Enrico Forte e la possibile “scissione” del Pd. L’intervista post urne

Enrico Forte

Enrico Maria Forteconsigliere regionale e comunale Pd, da anni alter ego del fu sentore Claudio Moscardelli che del Pd è l’anima maggioritaria. Fedelissimo di Moscardelli è Salvatore La Penna, segretario provinciale Pd e da pochi mesi anche collega di consiglio regionale di Enrico Forte. Forte e Moscardelli sono in guerra da anni, da così tanto tempo che forse non lo ricordano nemmeno loro perché si combattono. Ed è uno scontro lacerante, fatto di sgambetti in momenti cruciali e di sospetti. Enrico Forte era il candidato alla carica di sindaco del capoluogo nel 2016 quando la macchina da guerra civica di Lbc non si era ancora rivelata capace di asfaltare con il 75% dei consensi Fratelli d’Italia e Nicola Calandrini al ballottaggio. Doveva essere lui l’uomo che avrebbe sfidato l’egemonia del centrodestra a Latina. Lui a guidare la carica. Ma da anni Forte è il primo nome di una lunga lista di “eretici” alla linea moscardelliana e in molti sospettano che il tonfo al primo turno di Forte sarebbe stato causato oltre da una campagna elettorale non propriamente azzeccata nei toni, anche da uno sgambetto alle spalle dei suoi compagni moscardelliani. Oggi Enrico Forte commenta con toni ironici e allo stesso tempo roboanti la sconfitta del Pd alle comunali.

Che opinione si è fatto di questa sconfitta?


Guardi, le basterebbe prendere tutti insieme i voti del Pd nei principali comuni per avere il quadro desolante nel quale ci troviamo. Un risultato deludente visto anche il quadro regionale. Con questo risultato ci stiamo condannando alla totale irrilevanza politica. Sarebbe ora di aprire una fase nuova, anche di condivisione tra le parti e una riflessione sulle politiche sul nostro territorio altrimenti saremo sempre più marginali, fino alla totale morte della nostra attività politica.

Quando dice un cambio di passo pensa principalmente alla segreteria provinciale giusto?

Penso soprattutto a delle riflessioni e delle discussioni, visto che non ne abbiamo avuto modo prima delle elezioni in merito alle alleanze e le strategie da seguire. C’è bisogno di fare una discussione molto franca, è arrivata l’ora delle scelte condivise, altrimenti credo che si vada incontro ad una inevitabile e definitiva diaspora nel partito

Le diaspore sono tutt’altro che nuove in casa Pd. Perché questa dovrebbe essere diversa dalle altre?

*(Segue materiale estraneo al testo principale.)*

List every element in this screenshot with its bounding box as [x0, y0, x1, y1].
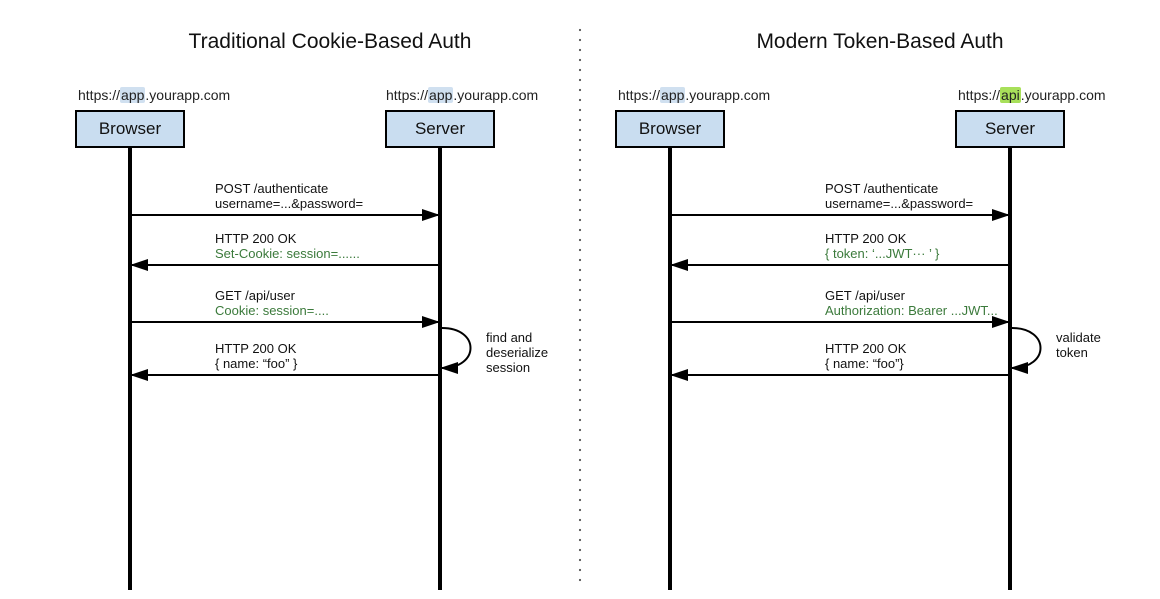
msg-line2: { name: “foo” }: [215, 356, 297, 371]
msg-line2: Set-Cookie: session=......: [215, 246, 360, 261]
url-suffix: .yourapp.com: [1021, 87, 1106, 103]
left-msg-1: HTTP 200 OKSet-Cookie: session=......: [215, 231, 360, 261]
right-msg-0: POST /authenticateusername=...&password=: [825, 181, 973, 211]
right-browser-url: https://app.yourapp.com: [618, 87, 770, 103]
right-server-url: https://api.yourapp.com: [958, 87, 1106, 103]
msg-line2: Cookie: session=....: [215, 303, 329, 318]
msg-line1: HTTP 200 OK: [215, 231, 360, 246]
url-suffix: .yourapp.com: [145, 87, 230, 103]
url-hl: app: [120, 87, 145, 103]
url-prefix: https://: [78, 87, 120, 103]
left-side-note: find and deserialize session: [486, 330, 548, 375]
msg-line1: HTTP 200 OK: [215, 341, 297, 356]
left-server-url: https://app.yourapp.com: [386, 87, 538, 103]
left-msg-2: GET /api/userCookie: session=....: [215, 288, 329, 318]
left-title: Traditional Cookie-Based Auth: [90, 30, 570, 54]
right-title: Modern Token-Based Auth: [640, 30, 1120, 54]
url-hl: app: [660, 87, 685, 103]
msg-line1: GET /api/user: [215, 288, 329, 303]
msg-line2: username=...&password=: [215, 196, 363, 211]
msg-line2: { token: ‘...JWT··· ’ }: [825, 246, 939, 261]
left-msg-3: HTTP 200 OK{ name: “foo” }: [215, 341, 297, 371]
right-browser-box: Browser: [615, 110, 725, 148]
url-prefix: https://: [386, 87, 428, 103]
msg-line1: GET /api/user: [825, 288, 998, 303]
right-msg-1: HTTP 200 OK{ token: ‘...JWT··· ’ }: [825, 231, 939, 261]
msg-line1: POST /authenticate: [825, 181, 973, 196]
msg-line1: POST /authenticate: [215, 181, 363, 196]
url-hl: api: [1000, 87, 1021, 103]
right-server-box: Server: [955, 110, 1065, 148]
url-suffix: .yourapp.com: [685, 87, 770, 103]
msg-line2: { name: “foo”}: [825, 356, 906, 371]
right-side-note: validate token: [1056, 330, 1101, 360]
url-prefix: https://: [618, 87, 660, 103]
msg-line1: HTTP 200 OK: [825, 231, 939, 246]
msg-line2: username=...&password=: [825, 196, 973, 211]
left-browser-url: https://app.yourapp.com: [78, 87, 230, 103]
left-server-box: Server: [385, 110, 495, 148]
url-suffix: .yourapp.com: [453, 87, 538, 103]
msg-line2: Authorization: Bearer ...JWT...: [825, 303, 998, 318]
left-browser-box: Browser: [75, 110, 185, 148]
right-msg-2: GET /api/userAuthorization: Bearer ...JW…: [825, 288, 998, 318]
left-msg-0: POST /authenticateusername=...&password=: [215, 181, 363, 211]
url-prefix: https://: [958, 87, 1000, 103]
url-hl: app: [428, 87, 453, 103]
right-msg-3: HTTP 200 OK{ name: “foo”}: [825, 341, 906, 371]
msg-line1: HTTP 200 OK: [825, 341, 906, 356]
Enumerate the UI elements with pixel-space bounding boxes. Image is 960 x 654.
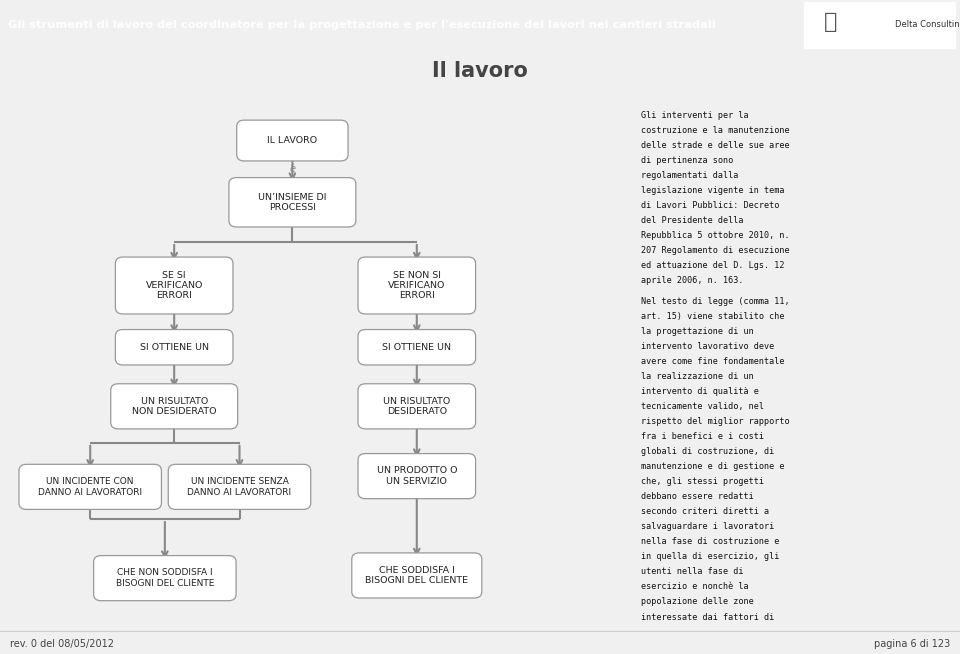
Text: Gli interventi per la: Gli interventi per la bbox=[640, 111, 748, 120]
FancyBboxPatch shape bbox=[358, 454, 475, 498]
Text: UN RISULTATO
NON DESIDERATO: UN RISULTATO NON DESIDERATO bbox=[132, 396, 216, 416]
Text: debbano essere redatti: debbano essere redatti bbox=[640, 492, 754, 501]
Text: CHE SODDISFA I
BISOGNI DEL CLIENTE: CHE SODDISFA I BISOGNI DEL CLIENTE bbox=[366, 566, 468, 585]
Text: tecnicamente valido, nel: tecnicamente valido, nel bbox=[640, 402, 763, 411]
FancyBboxPatch shape bbox=[237, 120, 348, 161]
Text: Il lavoro: Il lavoro bbox=[432, 61, 528, 81]
Text: SI OTTIENE UN: SI OTTIENE UN bbox=[382, 343, 451, 352]
FancyBboxPatch shape bbox=[358, 330, 475, 365]
FancyBboxPatch shape bbox=[358, 257, 475, 314]
Text: CHE NON SODDISFA I
BISOGNI DEL CLIENTE: CHE NON SODDISFA I BISOGNI DEL CLIENTE bbox=[115, 568, 214, 588]
Text: SI OTTIENE UN: SI OTTIENE UN bbox=[140, 343, 208, 352]
FancyBboxPatch shape bbox=[351, 553, 482, 598]
FancyBboxPatch shape bbox=[19, 464, 161, 509]
Text: in quella di esercizio, gli: in quella di esercizio, gli bbox=[640, 553, 780, 561]
Text: Ⓠ: Ⓠ bbox=[824, 12, 837, 32]
Text: nella fase di costruzione e: nella fase di costruzione e bbox=[640, 538, 780, 546]
Text: fra i benefici e i costi: fra i benefici e i costi bbox=[640, 432, 763, 441]
Text: esercizio e nonchè la: esercizio e nonchè la bbox=[640, 583, 748, 591]
FancyBboxPatch shape bbox=[168, 464, 311, 509]
Text: ed attuazione del D. Lgs. 12: ed attuazione del D. Lgs. 12 bbox=[640, 262, 784, 270]
Text: pagina 6 di 123: pagina 6 di 123 bbox=[875, 639, 950, 649]
Text: rispetto del miglior rapporto: rispetto del miglior rapporto bbox=[640, 417, 789, 426]
Text: che, gli stessi progetti: che, gli stessi progetti bbox=[640, 477, 763, 486]
Text: è: è bbox=[289, 164, 296, 174]
Text: costruzione e la manutenzione: costruzione e la manutenzione bbox=[640, 126, 789, 135]
FancyBboxPatch shape bbox=[94, 556, 236, 600]
Text: Nel testo di legge (comma 11,: Nel testo di legge (comma 11, bbox=[640, 297, 789, 306]
Text: intervento di qualità e: intervento di qualità e bbox=[640, 387, 758, 396]
Text: rev. 0 del 08/05/2012: rev. 0 del 08/05/2012 bbox=[10, 639, 113, 649]
Text: UN RISULTATO
DESIDERATO: UN RISULTATO DESIDERATO bbox=[383, 396, 450, 416]
Text: Repubblica 5 ottobre 2010, n.: Repubblica 5 ottobre 2010, n. bbox=[640, 232, 789, 240]
Text: globali di costruzione, di: globali di costruzione, di bbox=[640, 447, 774, 456]
Text: di pertinenza sono: di pertinenza sono bbox=[640, 156, 732, 165]
FancyBboxPatch shape bbox=[115, 257, 233, 314]
Text: manutenzione e di gestione e: manutenzione e di gestione e bbox=[640, 462, 784, 471]
FancyBboxPatch shape bbox=[110, 384, 238, 429]
Text: utenti nella fase di: utenti nella fase di bbox=[640, 568, 743, 576]
Text: delle strade e delle sue aree: delle strade e delle sue aree bbox=[640, 141, 789, 150]
Text: avere come fine fondamentale: avere come fine fondamentale bbox=[640, 357, 784, 366]
FancyBboxPatch shape bbox=[358, 384, 475, 429]
Text: Delta Consulting s.a.s.: Delta Consulting s.a.s. bbox=[895, 20, 960, 29]
Text: secondo criteri diretti a: secondo criteri diretti a bbox=[640, 508, 769, 516]
Text: legislazione vigente in tema: legislazione vigente in tema bbox=[640, 186, 784, 195]
Text: del Presidente della: del Presidente della bbox=[640, 216, 743, 225]
Text: salvaguardare i lavoratori: salvaguardare i lavoratori bbox=[640, 523, 774, 531]
Text: la progettazione di un: la progettazione di un bbox=[640, 327, 754, 336]
FancyBboxPatch shape bbox=[804, 2, 955, 48]
Text: di Lavori Pubblici: Decreto: di Lavori Pubblici: Decreto bbox=[640, 201, 780, 210]
Text: SE SI
VERIFICANO
ERRORI: SE SI VERIFICANO ERRORI bbox=[146, 271, 203, 300]
Text: art. 15) viene stabilito che: art. 15) viene stabilito che bbox=[640, 312, 784, 321]
Text: intervento lavorativo deve: intervento lavorativo deve bbox=[640, 342, 774, 351]
Text: popolazione delle zone: popolazione delle zone bbox=[640, 598, 754, 606]
Text: SE NON SI
VERIFICANO
ERRORI: SE NON SI VERIFICANO ERRORI bbox=[388, 271, 445, 300]
Text: Gli strumenti di lavoro del coordinatore per la progettazione e per l'esecuzione: Gli strumenti di lavoro del coordinatore… bbox=[8, 20, 715, 30]
Text: aprile 2006, n. 163.: aprile 2006, n. 163. bbox=[640, 277, 743, 285]
Text: UN INCIDENTE CON
DANNO AI LAVORATORI: UN INCIDENTE CON DANNO AI LAVORATORI bbox=[38, 477, 142, 496]
Text: interessate dai fattori di: interessate dai fattori di bbox=[640, 613, 774, 621]
Text: regolamentati dalla: regolamentati dalla bbox=[640, 171, 738, 180]
Text: UN PRODOTTO O
UN SERVIZIO: UN PRODOTTO O UN SERVIZIO bbox=[376, 466, 457, 486]
FancyBboxPatch shape bbox=[115, 330, 233, 365]
FancyBboxPatch shape bbox=[228, 178, 356, 227]
Text: 207 Regolamento di esecuzione: 207 Regolamento di esecuzione bbox=[640, 247, 789, 255]
Text: UN INCIDENTE SENZA
DANNO AI LAVORATORI: UN INCIDENTE SENZA DANNO AI LAVORATORI bbox=[187, 477, 292, 496]
Text: UN’INSIEME DI
PROCESSI: UN’INSIEME DI PROCESSI bbox=[258, 192, 326, 212]
Text: la realizzazione di un: la realizzazione di un bbox=[640, 372, 754, 381]
Text: IL LAVORO: IL LAVORO bbox=[267, 136, 318, 145]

Perché sancirà la scelta da parte di alcuni di noi di restare in qualche modo nell’alveo del Pd ragionando però su altre forme di organizzazione. Non so tecnicamente come si possa arrivare a questo, come funzionerebbe questa nuova forma organizzativa ma non si può più andare avanti così. Gli interessi personali devono essere lasciati da parte.

E’ ipotesi di stampa che Salvatore La Penna potrebbe lasciare la segreteria del Pd e passare la mano a Claudio Moscardelli che ora non ha cariche elettive. Lei come vede questo passare la mano – per quanto ipotetico –  tra questi due esponenti?

Francamente non credo sia possibile che ci sia la possibilità di vedere La Penna e Moscardelli che si passano la mano poiché le loro mani sono sempre strette le une alle altre. Quindi non è possibile. Mi pare che praticamente camminino mano per la mano, quindi non riesco ad immaginarmi la scena. Battute a parte, si possono pure lasciare da parte i nomi adesso perché sbaglia chi pensa che si possano anteporre i nomi alle funzioni della politica. Ma se non faremo qualcosa, senza ombra di dubbio si arriverà ad una marginalità inevitabile.